Variability notwithstanding, it turns out that the Paso Robles viticultural area can be a jolly good spot to grow wine grapes. It generally lacks the humidity which sometimes plagues Napa and Sonoma. The great Pacific Air Conditioner gives us far cooler summer nights than the San Joaquin Valley. This evening cooling helps preserve acidity in wine grapes which contributes to a balanced wine. Any wine-growing region’s grower’s association will spin their climate and soils as “nearly perfect,” and you would expect them to. Our weather’s pretty good and while it’s not perfect, it’s close.
The Paso Robles appellation is rather large and in some folk’s mind somewhat misleading as it encompasses a fairly broad span of temperatures, soil types and topography. In recent years there have been several efforts to create newer sub-appellations such as West Side but none have been approved by the Feds or whole-heartedly embraced by the growers here. Another proposal floated fairly recently would have created as many as a dozen sub-appelations. The problem here is that several east-of-the-Salinas-River vineyards have climates and soils similar to Westside vineyards. The Templeton Gap area which Robert Parker has annointed with “Grand Cru” potential could be argued to extend several miles to the east of the river.
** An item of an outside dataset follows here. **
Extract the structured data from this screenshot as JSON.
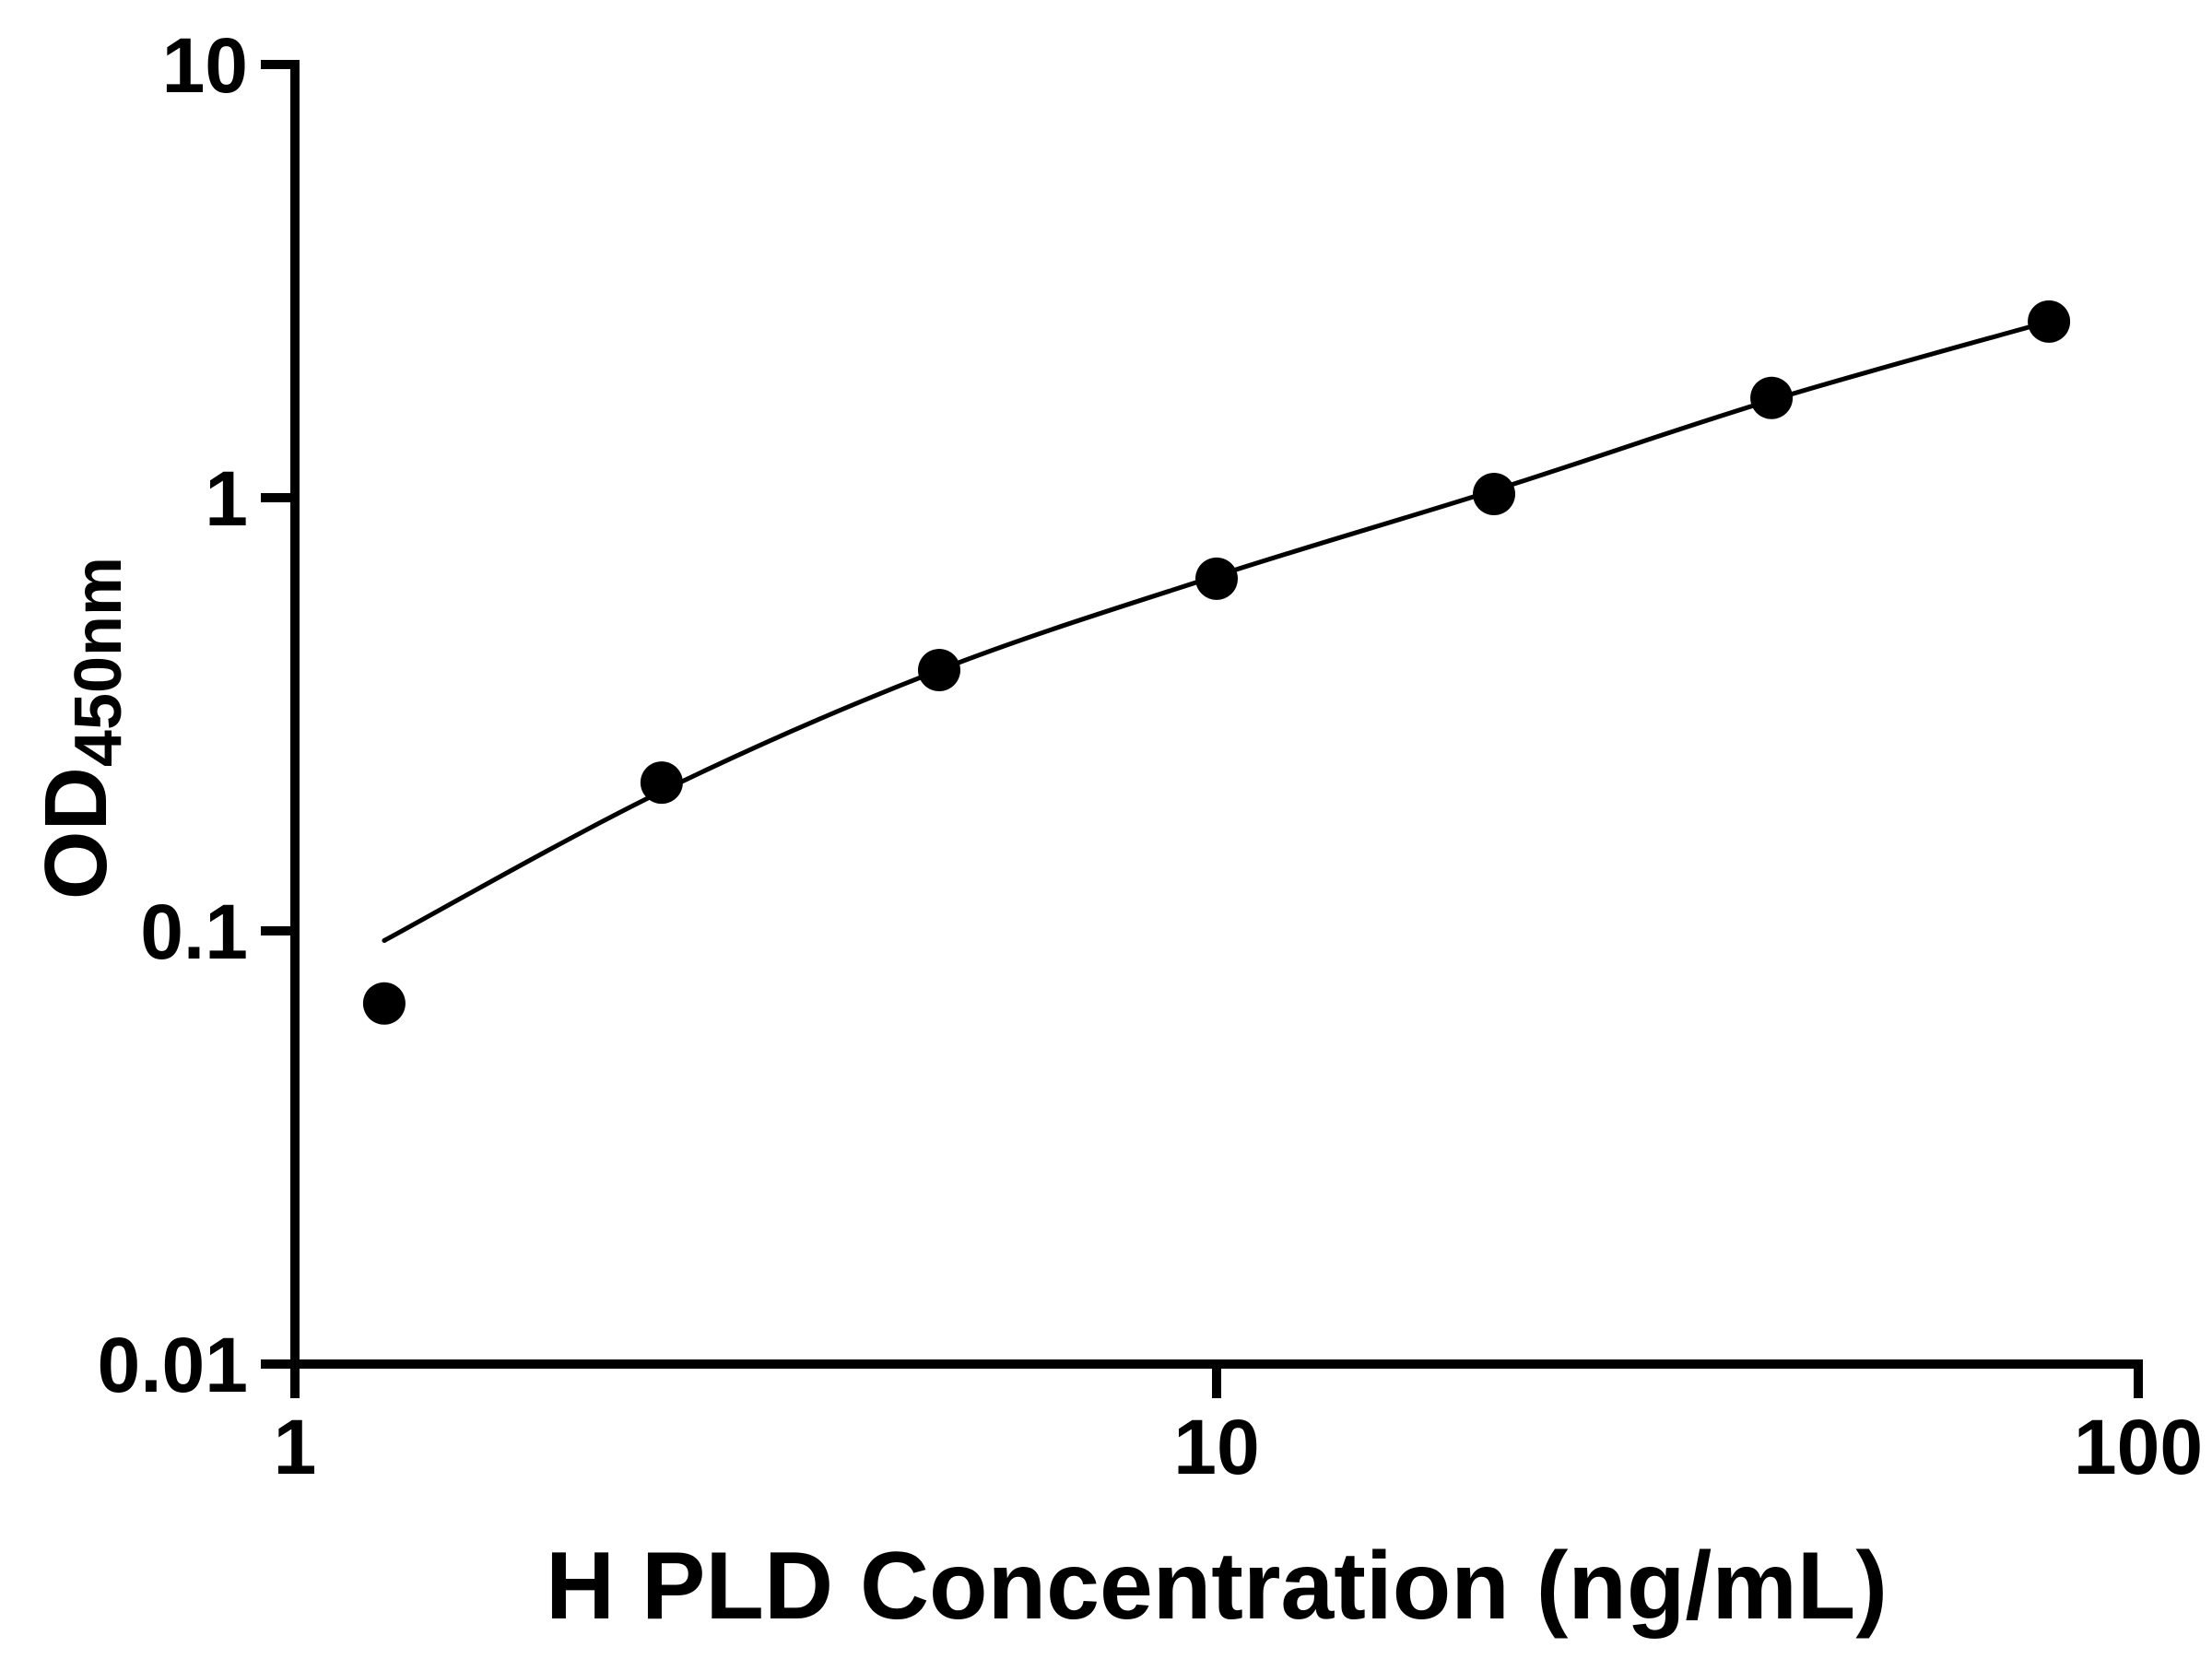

Compounding the Eastside-Westside so-called debate are some harsh realities. The Eastside may indeed generally be hotter but it has the water. Many Westside vineyards have water quantity issues made worse by a 2009 rain year that was virtually non-existent. Wineries are perhaps even greater users of water than vineyards are and many new winery projects have opened up on the Westside such as Denner Winery and Vineyards where our wines are made. Wineries here are assiduous and obsessive about water use both by preference and law as San Luis Obispo county continues to develop rural water use standards. Waste not, want not. Newer wineries have water reclamation processing capabilities undreamed and unheard of twenty years ago. Used water is recycled out into the vineyard or landscaping as much as possible.
(Update 2013). Turns out that water availability has become a hot topic in northern San Luis Obispo basin. A number of eastside residential wells have gone dry and it has been said that vineyard and wineries are drawing up to 65% of all water from the Paso Robles Basin--which is generally bounded by the Salinas river on the west. The last two rainfall years have been woefully low with 2012-13 yielding less than five inches in most areas above the basin. This does not help matters. The county's most widely-circulated newspaper recently ran a week-long series on the need for action from the county board of supervisors to do something about this "emergency." I am old and cynical enough to know that any time politicians of any stripe get involved in subjects like this it seems that little meaningful solutions results and a lot of nerves will be frayed before this issue is decided. More to come.